Letter to Friedrich Engels, November 18, 1861


MARX TO ENGELS

IN MANCHESTER

[London,] 18 November [1861]

Dear Engels,

Ecce Herum Crispinus![1] Well, this is how matters now stand. On 9 November, I drew £16 on the Tribune for the 8 articles then sent. Out of this £16, I paid £3 apiece on account to butcher, baker, TEAGROCER, OILMAN, MILKMAN, and GREENGROCER. I spent 10/- on coal, which will all be gone by tomorrow. Your £5 went for the most part on the repayment of small cash loans. So, I'm broke, and there are further debts to be paid—the LANDLORD, school fees, the cobbler, and essential purchases for the family against the winter. I write for the Presse almost every day. With the Presse and the Tribune combined I might be able to make SHIFT. But in view of the constantly reaccumulating deficit (not a milliard, admittedly[2] ) and a whole year's loss of income this really can't be done.

Now there has been yet another disaster. As you know, I advanced Petsch & Co. £25 for the printing of Vogt, it being agreed that this was to be repaid out of the SALE of COPIES, before any other deductions. Moreover, they owe me a few pounds for Hinter den Coulissen,[3] the Communist Trial[4] and the 18th Brumaire[5] etc.[6]
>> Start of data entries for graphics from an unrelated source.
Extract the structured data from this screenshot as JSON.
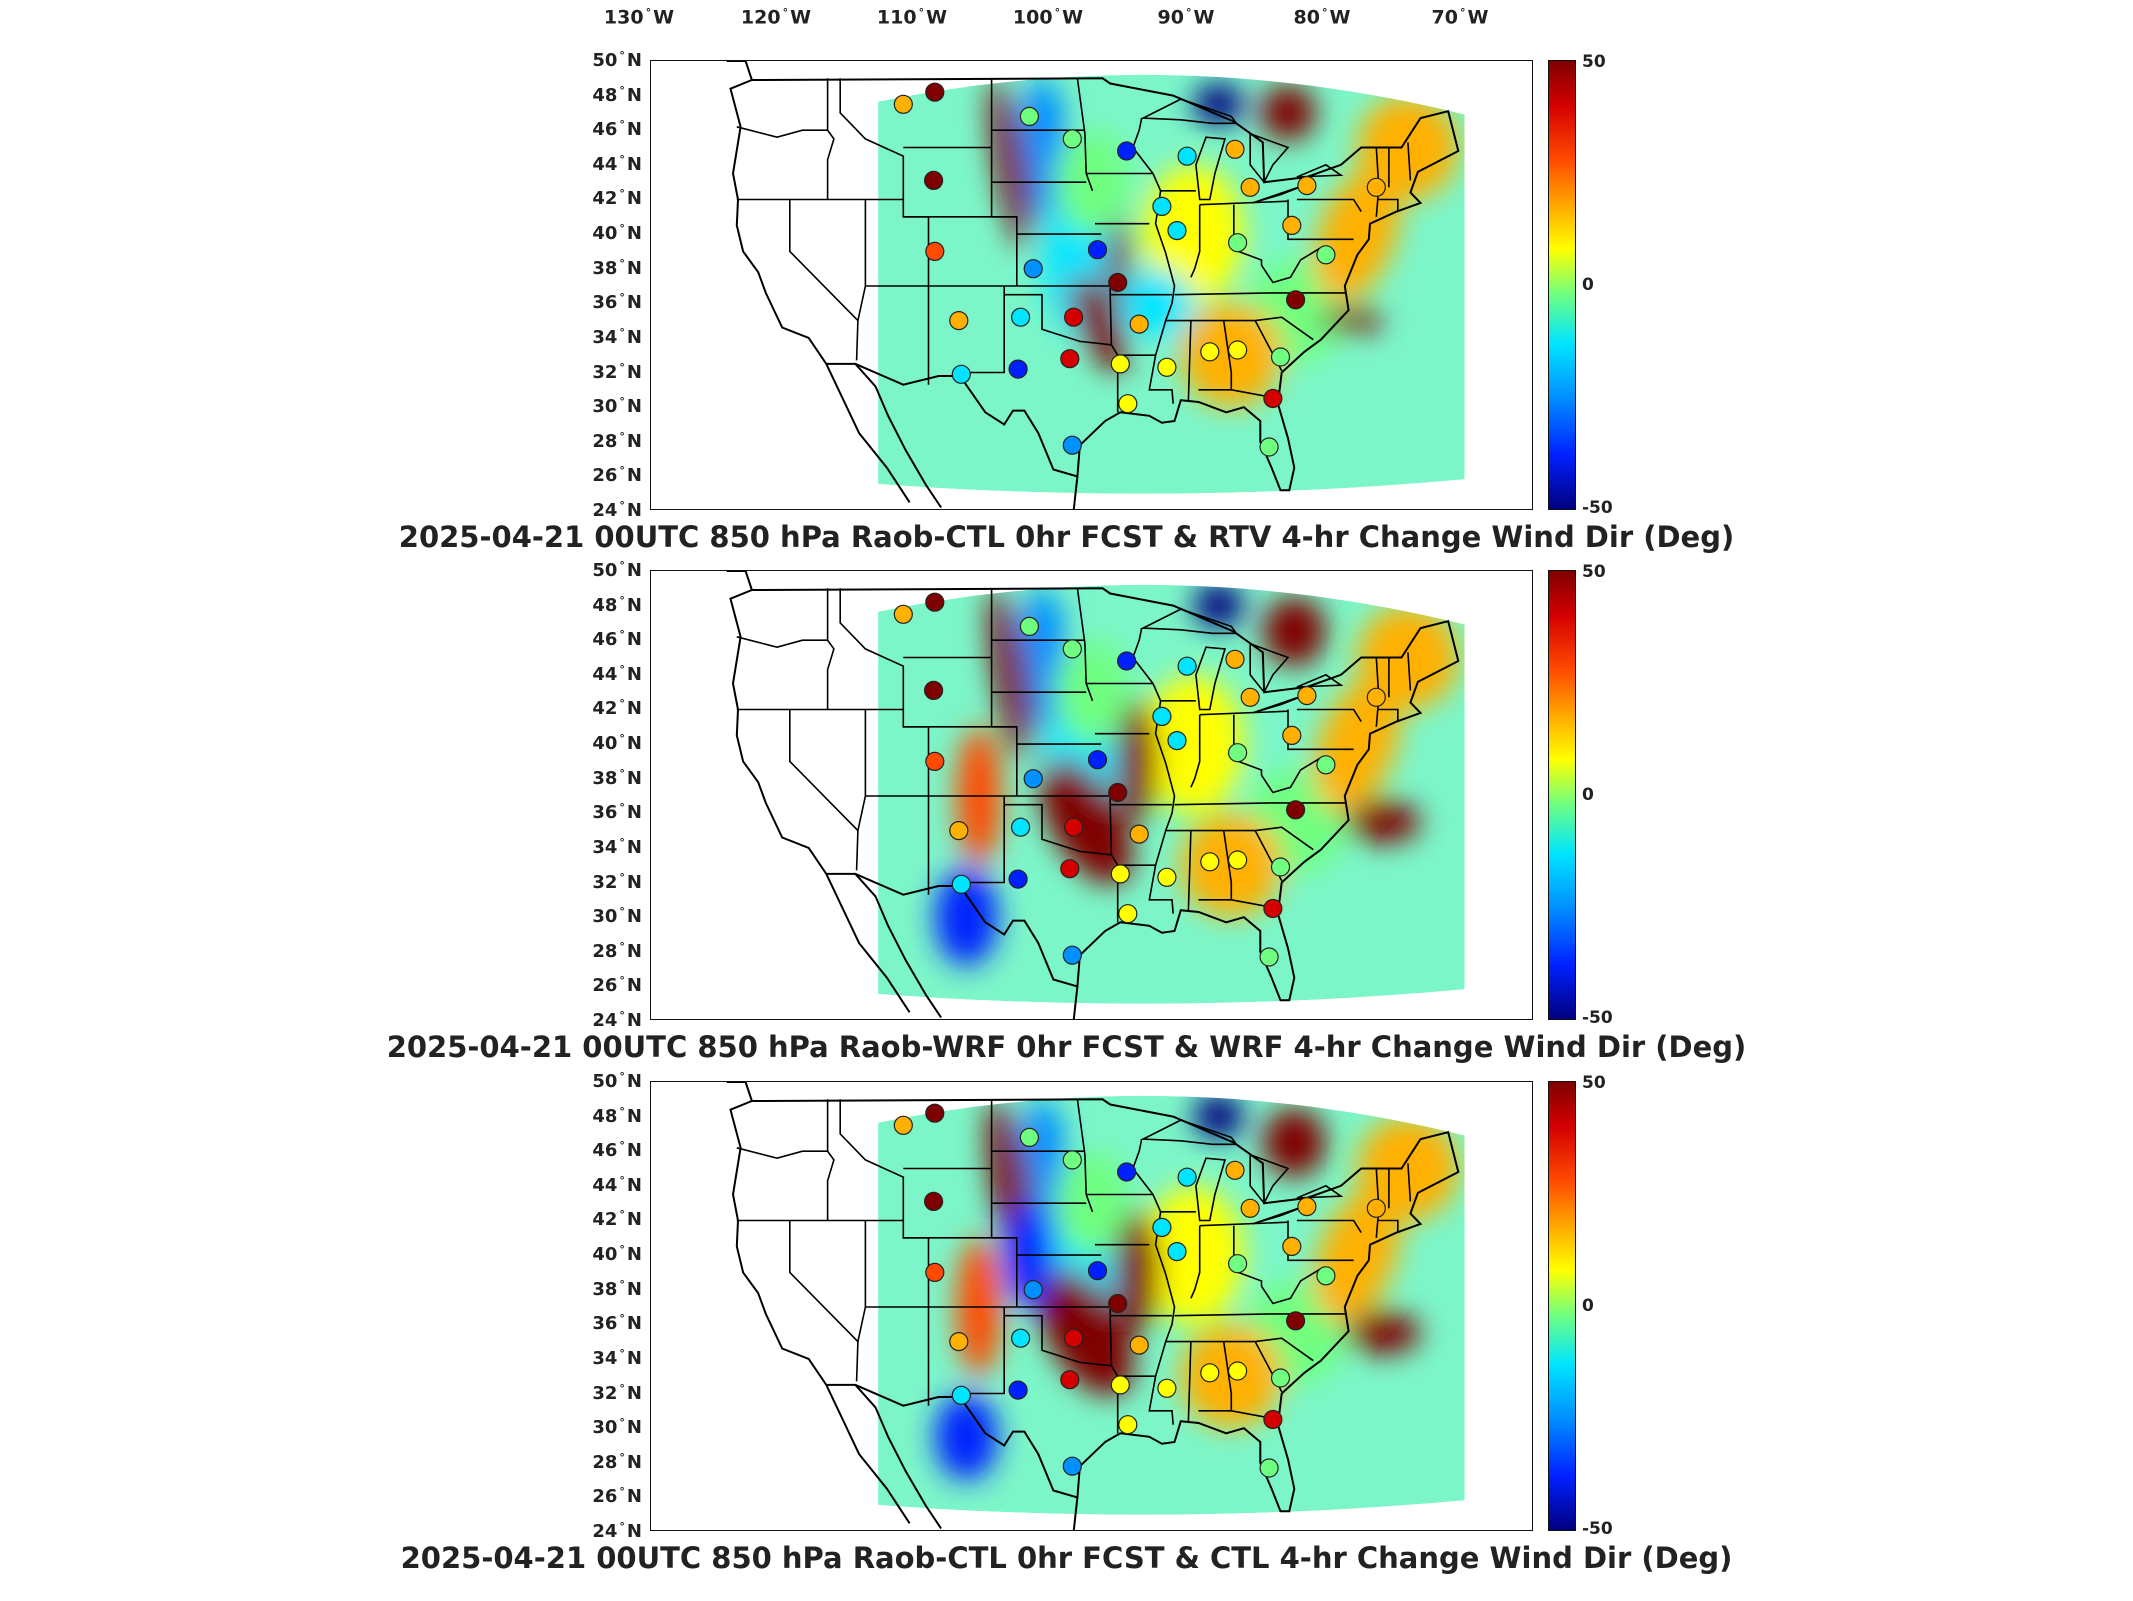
{
  "longitude_labels": [
    "130",
    "120",
    "110",
    "100",
    "90",
    "80",
    "70"
  ],
  "lon_suffix": "W",
  "latitude_labels": [
    "50",
    "48",
    "46",
    "44",
    "42",
    "40",
    "38",
    "36",
    "34",
    "32",
    "30",
    "28",
    "26",
    "24"
  ],
  "lat_suffix": "N",
  "colorbar": {
    "max": "50",
    "mid": "0",
    "min": "-50",
    "colors": [
      "#7f0000",
      "#d40000",
      "#ff4a00",
      "#ffb000",
      "#ffff00",
      "#70ff80",
      "#00e5ff",
      "#0090ff",
      "#0020ff",
      "#00007f"
    ]
  },
  "panels": [
    {
      "title": "2025-04-21 00UTC 850 hPa Raob-CTL 0hr FCST & RTV 4-hr Change Wind Dir (Deg)"
    },
    {
      "title": "2025-04-21 00UTC 850 hPa Raob-WRF 0hr FCST & WRF 4-hr Change Wind Dir (Deg)"
    },
    {
      "title": "2025-04-21 00UTC 850 hPa Raob-CTL 0hr FCST & CTL 4-hr Change Wind Dir (Deg)"
    }
  ],
  "stations": [
    {
      "lon": -111.0,
      "lat": 47.5,
      "val": 22
    },
    {
      "lon": -108.5,
      "lat": 48.2,
      "val": 48
    },
    {
      "lon": -101.0,
      "lat": 46.8,
      "val": -2
    },
    {
      "lon": -97.6,
      "lat": 45.5,
      "val": -8
    },
    {
      "lon": -93.3,
      "lat": 44.8,
      "val": -38
    },
    {
      "lon": -88.5,
      "lat": 44.5,
      "val": -14
    },
    {
      "lon": -84.7,
      "lat": 44.9,
      "val": 20
    },
    {
      "lon": -83.5,
      "lat": 42.7,
      "val": 22
    },
    {
      "lon": -79.0,
      "lat": 42.8,
      "val": 18
    },
    {
      "lon": -73.5,
      "lat": 42.7,
      "val": 12
    },
    {
      "lon": -108.6,
      "lat": 43.1,
      "val": 48
    },
    {
      "lon": -108.5,
      "lat": 39.0,
      "val": 30
    },
    {
      "lon": -100.7,
      "lat": 38.0,
      "val": -30
    },
    {
      "lon": -95.6,
      "lat": 39.1,
      "val": -40
    },
    {
      "lon": -94.0,
      "lat": 37.2,
      "val": 48
    },
    {
      "lon": -90.5,
      "lat": 41.6,
      "val": -20
    },
    {
      "lon": -89.3,
      "lat": 40.2,
      "val": -14
    },
    {
      "lon": -84.5,
      "lat": 39.5,
      "val": -6
    },
    {
      "lon": -80.2,
      "lat": 40.5,
      "val": 14
    },
    {
      "lon": -77.5,
      "lat": 38.8,
      "val": -10
    },
    {
      "lon": -79.9,
      "lat": 36.2,
      "val": 46
    },
    {
      "lon": -106.6,
      "lat": 35.0,
      "val": 16
    },
    {
      "lon": -101.7,
      "lat": 35.2,
      "val": -22
    },
    {
      "lon": -97.5,
      "lat": 35.2,
      "val": 38
    },
    {
      "lon": -92.3,
      "lat": 34.8,
      "val": 12
    },
    {
      "lon": -101.9,
      "lat": 32.2,
      "val": -40
    },
    {
      "lon": -97.8,
      "lat": 32.8,
      "val": 40
    },
    {
      "lon": -93.8,
      "lat": 32.5,
      "val": 6
    },
    {
      "lon": -90.1,
      "lat": 32.3,
      "val": 4
    },
    {
      "lon": -86.7,
      "lat": 33.2,
      "val": 2
    },
    {
      "lon": -84.5,
      "lat": 33.3,
      "val": 6
    },
    {
      "lon": -81.1,
      "lat": 32.9,
      "val": -6
    },
    {
      "lon": -106.4,
      "lat": 31.9,
      "val": -18
    },
    {
      "lon": -93.2,
      "lat": 30.2,
      "val": 2
    },
    {
      "lon": -97.6,
      "lat": 27.8,
      "val": -28
    },
    {
      "lon": -81.7,
      "lat": 30.5,
      "val": 42
    },
    {
      "lon": -82.0,
      "lat": 27.7,
      "val": 0
    }
  ]
}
On the other hand, I obtained newspapers and books from the fellows to the value of £10 9/-, if only to be in possession of some security.
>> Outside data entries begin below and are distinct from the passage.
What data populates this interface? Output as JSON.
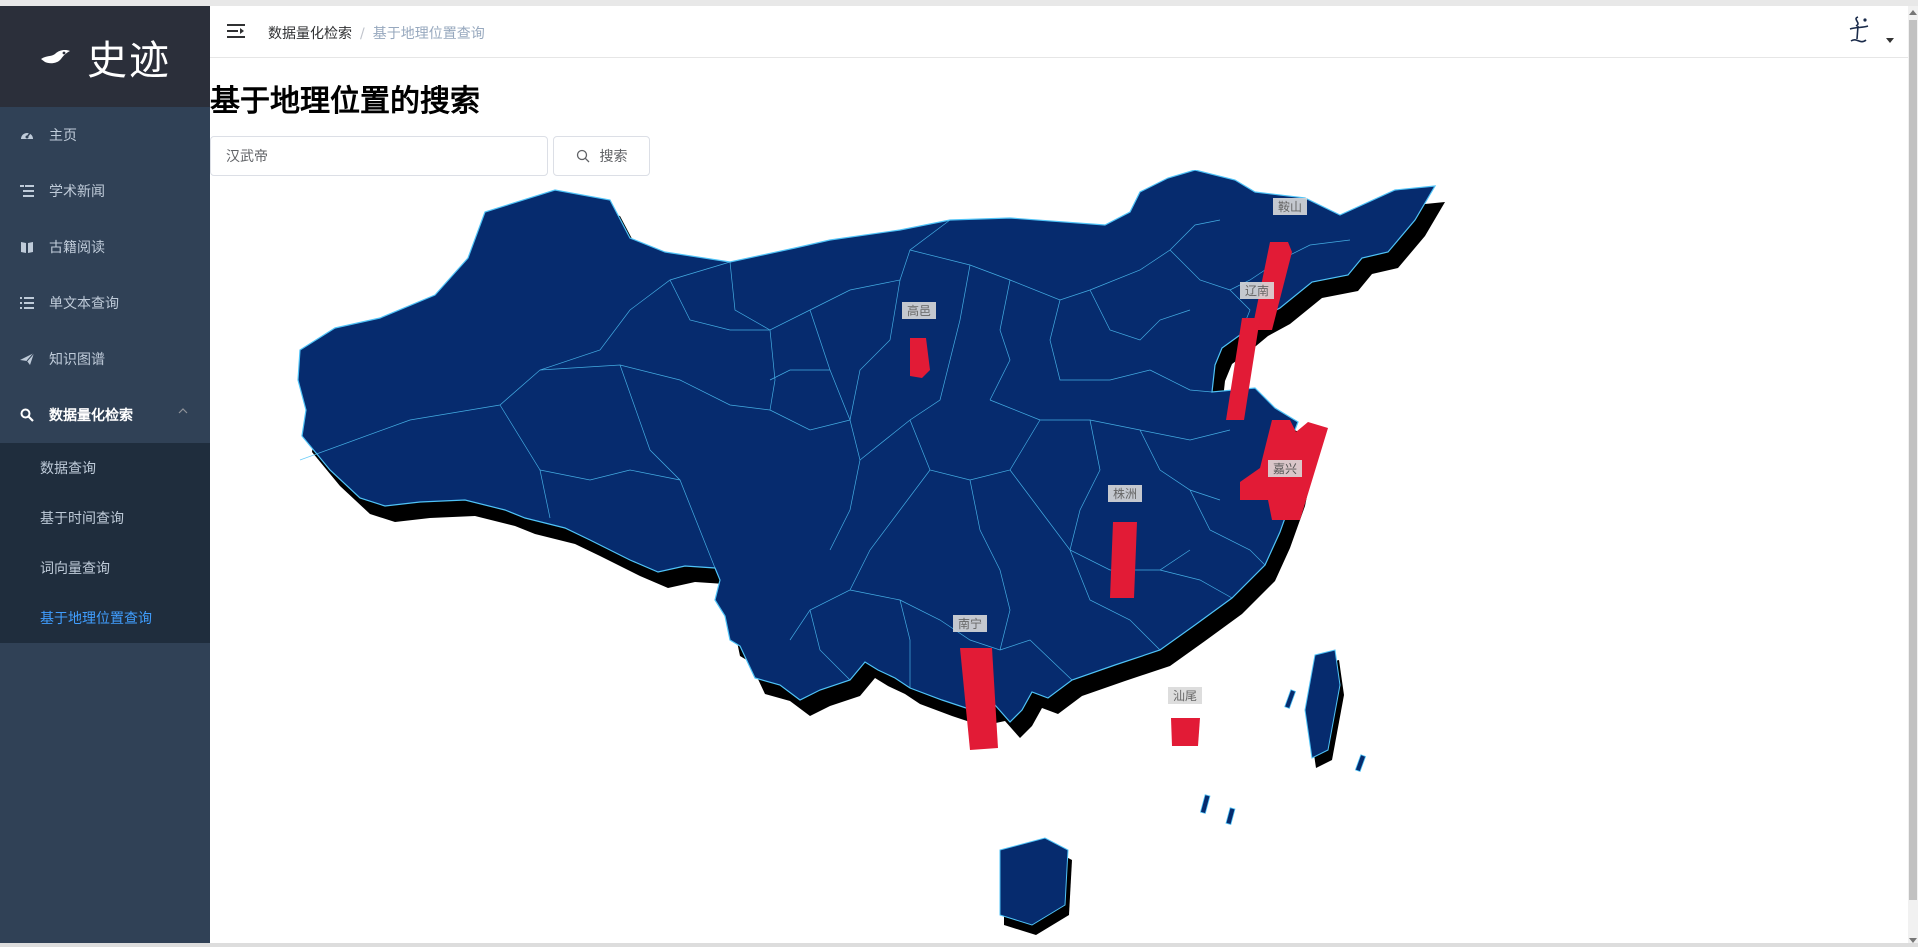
{
  "app": {
    "logo_text": "史迹"
  },
  "sidebar": {
    "items": [
      {
        "label": "主页",
        "icon": "dashboard-icon"
      },
      {
        "label": "学术新闻",
        "icon": "list-tree-icon"
      },
      {
        "label": "古籍阅读",
        "icon": "book-icon"
      },
      {
        "label": "单文本查询",
        "icon": "list-icon"
      },
      {
        "label": "知识图谱",
        "icon": "paper-plane-icon"
      },
      {
        "label": "数据量化检索",
        "icon": "search-icon",
        "expanded": true
      }
    ],
    "subitems": [
      {
        "label": "数据查询"
      },
      {
        "label": "基于时间查询"
      },
      {
        "label": "词向量查询"
      },
      {
        "label": "基于地理位置查询",
        "active": true
      }
    ]
  },
  "breadcrumb": {
    "parent": "数据量化检索",
    "current": "基于地理位置查询"
  },
  "page": {
    "title": "基于地理位置的搜索"
  },
  "search": {
    "value": "汉武帝",
    "button_label": "搜索"
  },
  "map": {
    "region": "China",
    "land_color": "#062b6e",
    "border_color": "#4fc3f7",
    "shadow_color": "#000000",
    "bar_color": "#e21b36",
    "labels": [
      "鞍山",
      "辽南",
      "高邑",
      "嘉兴",
      "株洲",
      "南宁",
      "汕尾"
    ]
  },
  "colors": {
    "sidebar_bg": "#304156",
    "active": "#409eff"
  }
}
Koller (an associé[7] ) has now had a row with Petsch, who is not in the business at present. There's a lawsuit pending between the two over the firm's liquidation.
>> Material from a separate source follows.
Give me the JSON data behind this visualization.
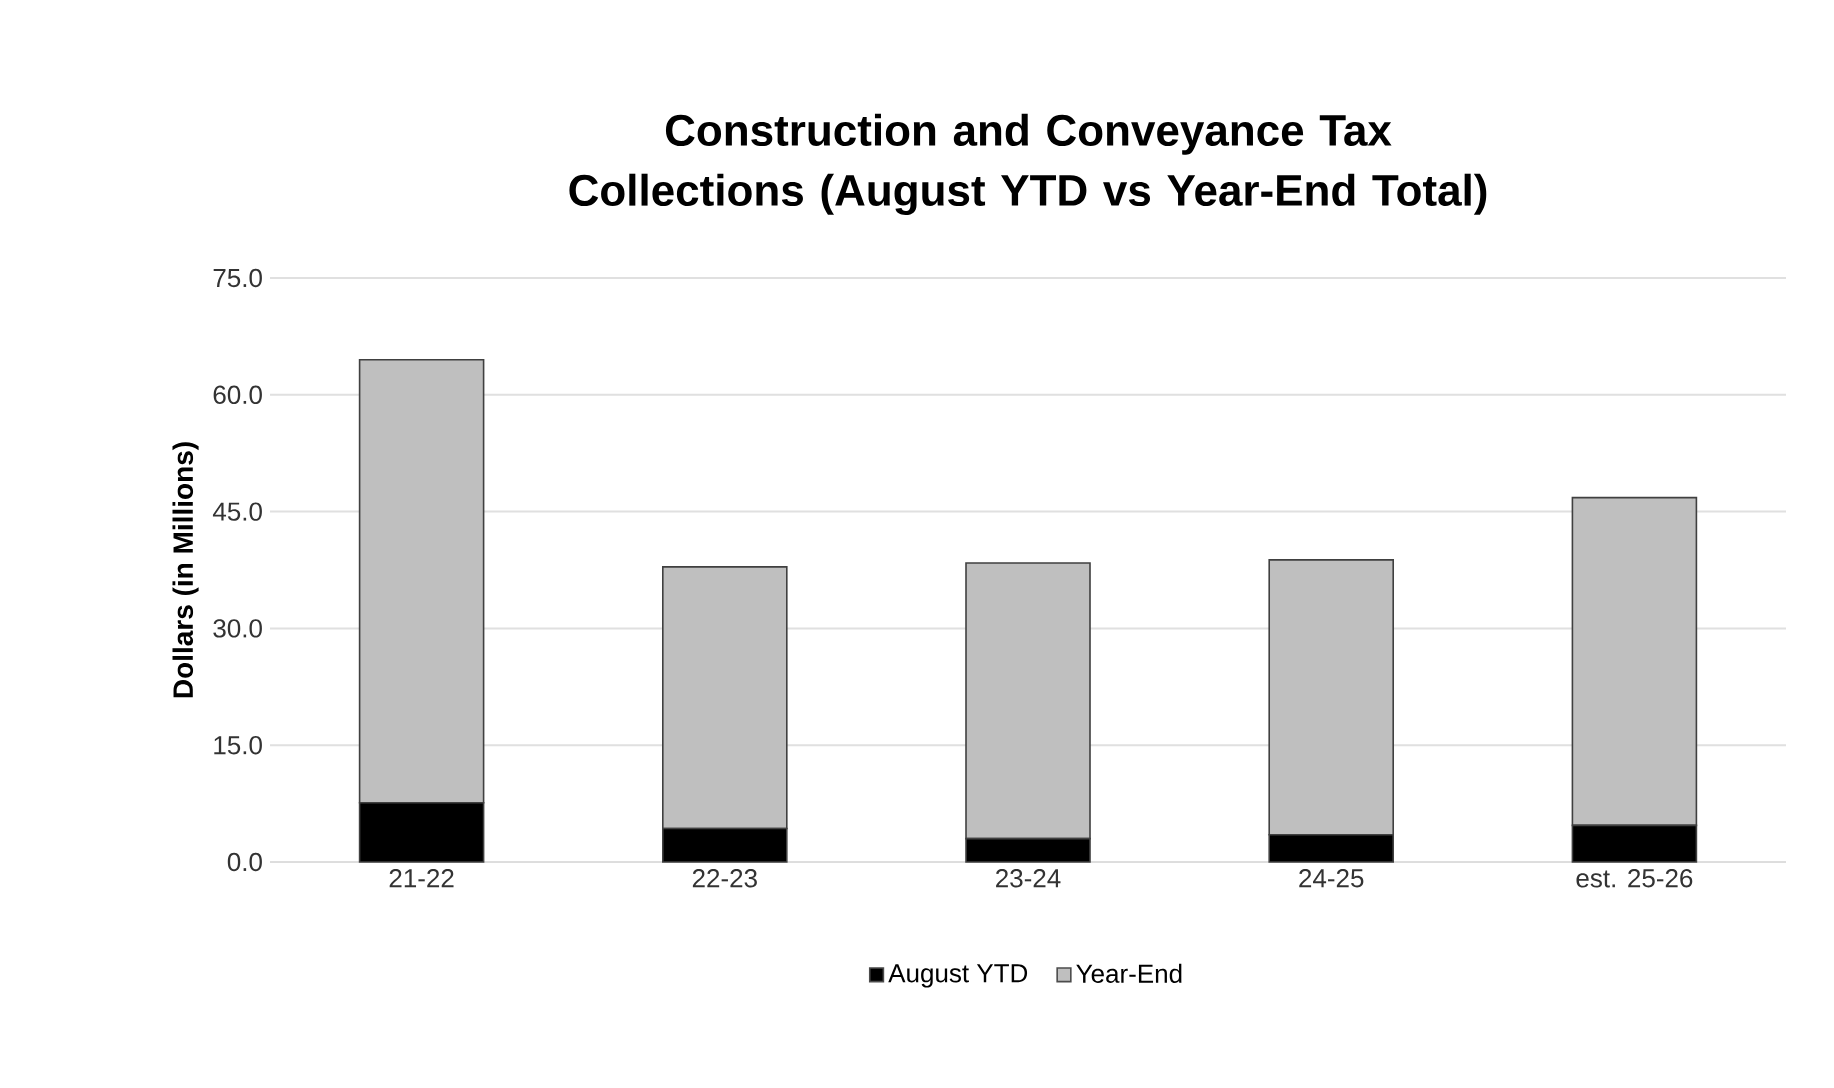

The rascally Koller, whom I pressed about my claim, wrote instead advising me of his suit in the COUNTY-COURT regarding the £10 9/-. I went to see Zimmermann. He told me that my suit would cost me about £30-£60 in a SUPERIOR COURT, and that it would be better if I established my claim in the form of a counter-claim in the COUNTY-COURT, to which I had been summoned by Koller. Nor does he himself practise in the COUNTY-COURTS. SO, to this end, I shall have to see an English SOLICITOR before the week is out (and as soon as possible), which I can't do without CASH.

If I were quit of this wretched situation and did not see my family oppressed by MISERABLE adversities, how overjoyed I would be at the fiasco of the Decembrist financial system, so long and so frequently prognosticated by me in the Tribune. So William the Handsome or handsome William has done some plain speaking in Silesia: 'If you elect democrats, we shall be ruined.' 'Soldiers are the only answer to democrats.'

Salut. Your

K. M.

  1. Ecce Herum Crispinus (Behold, this Crispinus again). Juvenal, Satirae, IV, 1 (figuratively: the same again).
  2. An allusion to the financial crisis experienced by Bonapartist France in the autumn of 1861, when the national exchequer was one milliard francs in the red. On this see Marx's articles 'Monsieur Fould' and 'France's Financial Situation' (present edition, Vol. 19).
  3. [G. Lommel,] Hinter den Coulissen. Historisch-politische Bilder aus der Neuzeit, I. Theil. Vom Oktober 1847 bis Mai 1848.
  4. K. Marx, Revelations Concerning the Communist Trial in Cologne.
  5. K. Marx, The Eighteenth Brumaire of Louis Bonaparte.
  6. The London publisher Albert Petsch was to distribute the unsold part of the Boston edition of Marx's Revelations Concerning the Communist Trial in Cologne (1853). Several copies of Marx's The Eighteenth Brumaire of Louis Bonaparte, published in New York in 1852, were likewise turned over to Petsch for sale. The two works are in Vol. 11 of the present edition.